Quel était le chiffre de la population à Ludon au XVIIème siècle ? Il est impossible de répondre à cette question autrement que par des probabilités, car aucun document ne donne des précisions à ce sujet. Il est curieux de constater que nous n'avons aucun renseignement officiel sur la population des paroisses avant les états par généralités dressés en 1770.

Nous relevons toutefois, dans les catalogues établis par les curés, 579 noms de confessés à Pâques en 1647, 453 en 1657 et 490 en 1630. On peut estimer que ces chiffres représentent les deux tiers de la population et en conclure que le nombre des habitants à Ludon variait, au cours du XVIIème siècle, entre 700 et 800 âmes.

Les naissances sont quatre et cinq fois plus nombreuses que de nos jours. Le chiffre des baptêmes oscille entre quarante et cinquante chaque année ; il est même parfois plus élevé. Par contre, les décès sont également très nombreux. Ils atteignent le chiffre formidable de 70 en l'année 1661, dont 27 enfants en bas-âge. La mortalité infantile est effrayante, l'hygiène du nouveau-né et de la mère est inexistante. Le curé est appelé constamment auprès de l'accouchée; c'est encore le meilleur moyen d'éviter d'arriver trop tard pour administrer les sacrements en cas de décès : le 26 janvier 1650, un fils d'Arnault, « baptisatus in ventre matris sui, brachio exterius vivo apparito, deinde mortuus extractus », a été enterré dans l'église en la sépulture de son père par moy. » Signé Amelin, curé de Ludon.

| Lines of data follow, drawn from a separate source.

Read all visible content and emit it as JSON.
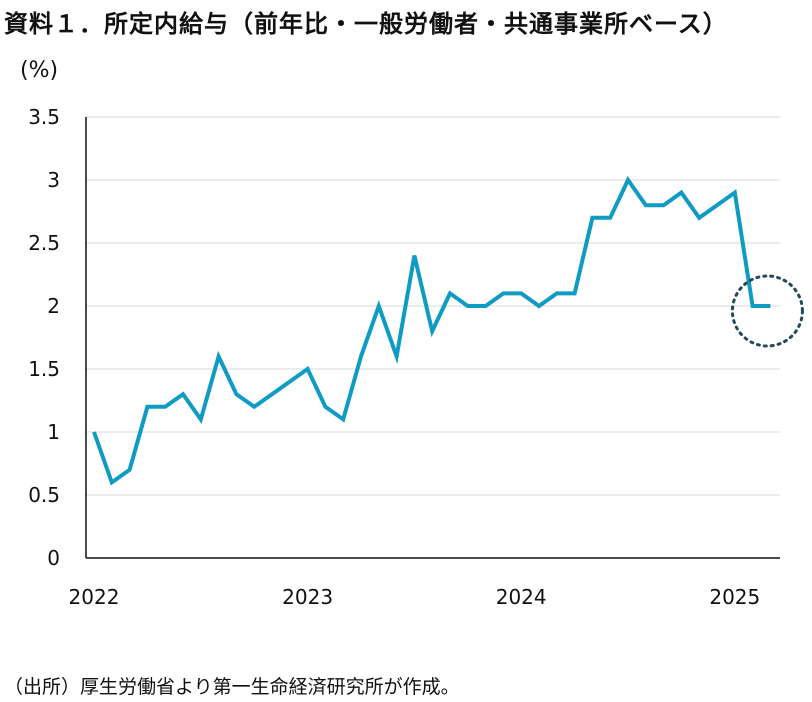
{
  "chart_data": {
    "type": "line",
    "title": "資料１．所定内給与（前年比・一般労働者・共通事業所ベース）",
    "ylabel": "(%)",
    "xlabel": "",
    "ylim": [
      0,
      3.5
    ],
    "yticks": [
      0,
      0.5,
      1,
      1.5,
      2,
      2.5,
      3,
      3.5
    ],
    "ytick_labels": [
      "0",
      "0.5",
      "1",
      "1.5",
      "2",
      "2.5",
      "3",
      "3.5"
    ],
    "x_tick_labels": [
      "2022",
      "2023",
      "2024",
      "2025"
    ],
    "x_tick_index": [
      0,
      12,
      24,
      36
    ],
    "grid": true,
    "series": [
      {
        "name": "所定内給与",
        "color": "#0f9bc3",
        "values": [
          1.0,
          0.6,
          0.7,
          1.2,
          1.2,
          1.3,
          1.1,
          1.6,
          1.3,
          1.2,
          1.3,
          1.4,
          1.5,
          1.2,
          1.1,
          1.6,
          2.0,
          1.6,
          2.4,
          1.8,
          2.1,
          2.0,
          2.0,
          2.1,
          2.1,
          2.0,
          2.1,
          2.1,
          2.7,
          2.7,
          3.0,
          2.8,
          2.8,
          2.9,
          2.7,
          2.8,
          2.9,
          2.0,
          2.0
        ]
      }
    ],
    "annotation": {
      "type": "dotted-circle",
      "index": 38,
      "value": 2.0,
      "color": "#1e4a5c"
    }
  },
  "source": "（出所）厚生労働省より第一生命経済研究所が作成。"
}
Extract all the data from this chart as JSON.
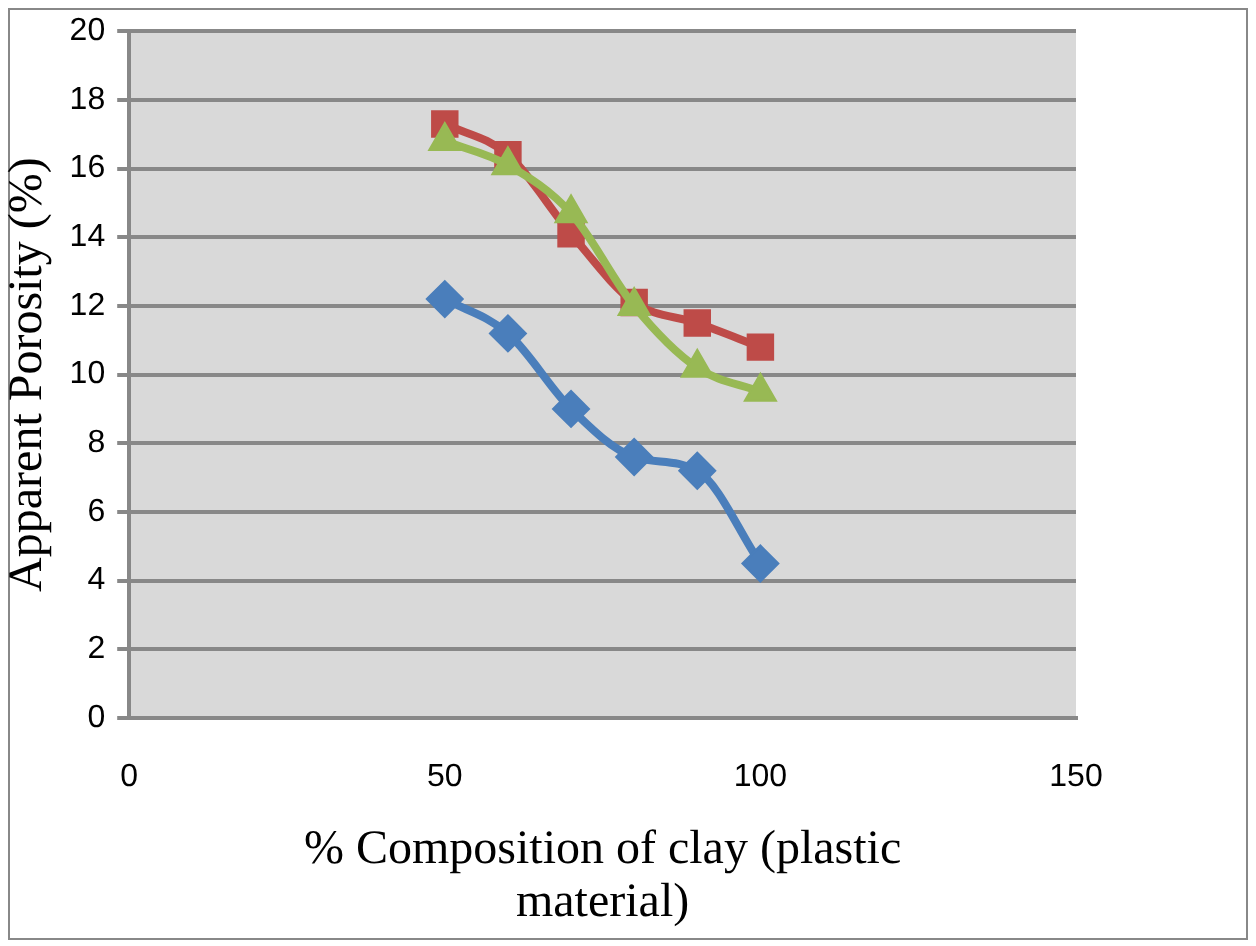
{
  "chart_data": {
    "type": "line",
    "xlabel": "% Composition of clay (plastic material)",
    "ylabel": "Apparent Porosity (%)",
    "x": [
      50,
      60,
      70,
      80,
      90,
      100
    ],
    "series": [
      {
        "color": "#4a7ebb",
        "marker": "diamond",
        "values": [
          12.2,
          11.2,
          9.0,
          7.6,
          7.2,
          4.5
        ]
      },
      {
        "color": "#be4b48",
        "marker": "square",
        "values": [
          17.3,
          16.4,
          14.1,
          12.1,
          11.5,
          10.8
        ]
      },
      {
        "color": "#98b954",
        "marker": "triangle",
        "values": [
          16.8,
          16.1,
          14.7,
          12.0,
          10.2,
          9.5
        ]
      }
    ],
    "xlim": [
      0,
      150
    ],
    "xticks": [
      0,
      50,
      100,
      150
    ],
    "ylim": [
      0,
      20
    ],
    "yticks": [
      0,
      2,
      4,
      6,
      8,
      10,
      12,
      14,
      16,
      18,
      20
    ],
    "grid": "y",
    "legend": false
  }
}
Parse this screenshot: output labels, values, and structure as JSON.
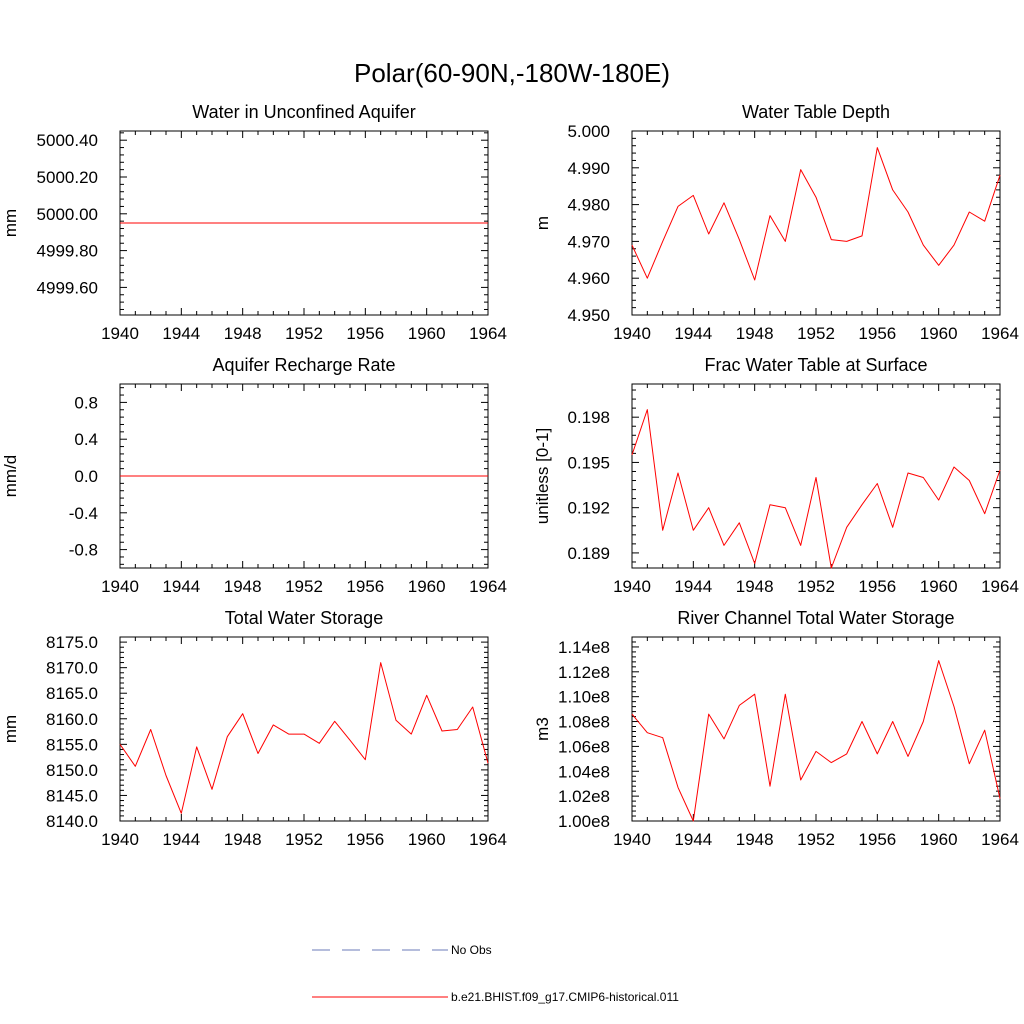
{
  "page": {
    "title": "Polar(60-90N,-180W-180E)"
  },
  "chart_data": [
    {
      "type": "line",
      "title": "Water in Unconfined Aquifer",
      "ylabel": "mm",
      "xlim": [
        1940,
        1964
      ],
      "ylim": [
        4999.45,
        5000.45
      ],
      "xticks": [
        1940,
        1944,
        1948,
        1952,
        1956,
        1960,
        1964
      ],
      "yticks": [
        4999.6,
        4999.8,
        5000.0,
        5000.2,
        5000.4
      ],
      "ytick_labels": [
        "4999.60",
        "4999.80",
        "5000.00",
        "5000.20",
        "5000.40"
      ],
      "grid": false,
      "series": [
        {
          "color": "#ff0000",
          "x": [
            1940,
            1964
          ],
          "y": [
            4999.95,
            4999.95
          ]
        }
      ]
    },
    {
      "type": "line",
      "title": "Water Table Depth",
      "ylabel": "m",
      "xlim": [
        1940,
        1964
      ],
      "ylim": [
        4.95,
        5.0
      ],
      "xticks": [
        1940,
        1944,
        1948,
        1952,
        1956,
        1960,
        1964
      ],
      "yticks": [
        4.95,
        4.96,
        4.97,
        4.98,
        4.99,
        5.0
      ],
      "ytick_labels": [
        "4.950",
        "4.960",
        "4.970",
        "4.980",
        "4.990",
        "5.000"
      ],
      "grid": false,
      "series": [
        {
          "color": "#ff0000",
          "x": [
            1940,
            1941,
            1942,
            1943,
            1944,
            1945,
            1946,
            1947,
            1948,
            1949,
            1950,
            1951,
            1952,
            1953,
            1954,
            1955,
            1956,
            1957,
            1958,
            1959,
            1960,
            1961,
            1962,
            1963,
            1964
          ],
          "y": [
            4.969,
            4.96,
            4.97,
            4.9795,
            4.9825,
            4.972,
            4.9805,
            4.9705,
            4.9595,
            4.977,
            4.97,
            4.9895,
            4.982,
            4.9705,
            4.97,
            4.9715,
            4.9955,
            4.984,
            4.978,
            4.969,
            4.9635,
            4.969,
            4.978,
            4.9755,
            4.988
          ]
        }
      ]
    },
    {
      "type": "line",
      "title": "Aquifer Recharge Rate",
      "ylabel": "mm/d",
      "xlim": [
        1940,
        1964
      ],
      "ylim": [
        -1.0,
        1.0
      ],
      "xticks": [
        1940,
        1944,
        1948,
        1952,
        1956,
        1960,
        1964
      ],
      "yticks": [
        -0.8,
        -0.4,
        0.0,
        0.4,
        0.8
      ],
      "ytick_labels": [
        "-0.8",
        "-0.4",
        "0.0",
        "0.4",
        "0.8"
      ],
      "grid": false,
      "series": [
        {
          "color": "#ff0000",
          "x": [
            1940,
            1964
          ],
          "y": [
            0.0,
            0.0
          ]
        }
      ]
    },
    {
      "type": "line",
      "title": "Frac Water Table at Surface",
      "ylabel": "unitless [0-1]",
      "xlim": [
        1940,
        1964
      ],
      "ylim": [
        0.188,
        0.2002
      ],
      "xticks": [
        1940,
        1944,
        1948,
        1952,
        1956,
        1960,
        1964
      ],
      "yticks": [
        0.189,
        0.192,
        0.195,
        0.198
      ],
      "ytick_labels": [
        "0.189",
        "0.192",
        "0.195",
        "0.198"
      ],
      "grid": false,
      "series": [
        {
          "color": "#ff0000",
          "x": [
            1940,
            1941,
            1942,
            1943,
            1944,
            1945,
            1946,
            1947,
            1948,
            1949,
            1950,
            1951,
            1952,
            1953,
            1954,
            1955,
            1956,
            1957,
            1958,
            1959,
            1960,
            1961,
            1962,
            1963,
            1964
          ],
          "y": [
            0.1955,
            0.1985,
            0.1905,
            0.1943,
            0.1905,
            0.192,
            0.1895,
            0.191,
            0.1883,
            0.1922,
            0.192,
            0.1895,
            0.194,
            0.188,
            0.1907,
            0.1922,
            0.1936,
            0.1907,
            0.1943,
            0.194,
            0.1925,
            0.1947,
            0.1938,
            0.1916,
            0.1945
          ]
        }
      ]
    },
    {
      "type": "line",
      "title": "Total Water Storage",
      "ylabel": "mm",
      "xlim": [
        1940,
        1964
      ],
      "ylim": [
        8140.0,
        8176.0
      ],
      "xticks": [
        1940,
        1944,
        1948,
        1952,
        1956,
        1960,
        1964
      ],
      "yticks": [
        8140,
        8145,
        8150,
        8155,
        8160,
        8165,
        8170,
        8175
      ],
      "ytick_labels": [
        "8140.0",
        "8145.0",
        "8150.0",
        "8155.0",
        "8160.0",
        "8165.0",
        "8170.0",
        "8175.0"
      ],
      "grid": false,
      "series": [
        {
          "color": "#ff0000",
          "x": [
            1940,
            1941,
            1942,
            1943,
            1944,
            1945,
            1946,
            1947,
            1948,
            1949,
            1950,
            1951,
            1952,
            1953,
            1954,
            1955,
            1956,
            1957,
            1958,
            1959,
            1960,
            1961,
            1962,
            1963,
            1964
          ],
          "y": [
            8155.0,
            8150.7,
            8157.9,
            8148.9,
            8141.5,
            8154.5,
            8146.2,
            8156.5,
            8161.0,
            8153.2,
            8158.8,
            8157.0,
            8157.0,
            8155.2,
            8159.5,
            8155.8,
            8152.0,
            8171.0,
            8159.7,
            8157.0,
            8164.6,
            8157.6,
            8157.9,
            8162.3,
            8151.3
          ]
        }
      ]
    },
    {
      "type": "line",
      "title": "River Channel Total Water Storage",
      "ylabel": "m3",
      "xlim": [
        1940,
        1964
      ],
      "ylim": [
        100000000,
        114800000
      ],
      "xticks": [
        1940,
        1944,
        1948,
        1952,
        1956,
        1960,
        1964
      ],
      "yticks": [
        100000000,
        102000000,
        104000000,
        106000000,
        108000000,
        110000000,
        112000000,
        114000000
      ],
      "ytick_labels": [
        "1.00e8",
        "1.02e8",
        "1.04e8",
        "1.06e8",
        "1.08e8",
        "1.10e8",
        "1.12e8",
        "1.14e8"
      ],
      "grid": false,
      "series": [
        {
          "color": "#ff0000",
          "x": [
            1940,
            1941,
            1942,
            1943,
            1944,
            1945,
            1946,
            1947,
            1948,
            1949,
            1950,
            1951,
            1952,
            1953,
            1954,
            1955,
            1956,
            1957,
            1958,
            1959,
            1960,
            1961,
            1962,
            1963,
            1964
          ],
          "y": [
            108600000,
            107100000,
            106700000,
            102700000,
            100000000,
            108600000,
            106600000,
            109300000,
            110200000,
            102800000,
            110200000,
            103300000,
            105600000,
            104700000,
            105400000,
            108000000,
            105400000,
            108000000,
            105200000,
            108000000,
            112900000,
            109200000,
            104600000,
            107300000,
            101800000
          ]
        }
      ]
    }
  ],
  "legend": {
    "placement": "bottom-center",
    "entries": [
      {
        "label": "No Obs",
        "color": "#6b7bb8",
        "dash": "dashed"
      },
      {
        "label": "b.e21.BHIST.f09_g17.CMIP6-historical.011",
        "color": "#ff0000",
        "dash": "solid"
      }
    ]
  }
}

Par ailleurs, on ne vit pas vieux à Ludon. La courbe des décès est étrangement basse, les vieillards sont rares dans le pays. On a calculé que la durée de la vie moyenne était d'environ 27 ans, alors qu'elle dépasse aujourd'hui 40. Il faut qu'il y ait des causes profondes pour qu’hommes et femmes meurent ainsi d'une façon générale avant cinquante ans. Très vraisemblablement, le paludisme et les fièvres engendrées par les marais anémiaient la population et lui enlevaient toute force de résistance à la maladie et aux épidémies, mais, à coup sûr, la grande infériorité de cette époque est un manque d'hygiène absolu.

Paul Duchesne, La chronique de Ludon en Médoc, Rousseau frères, Bordeaux, 1960, p.64-75.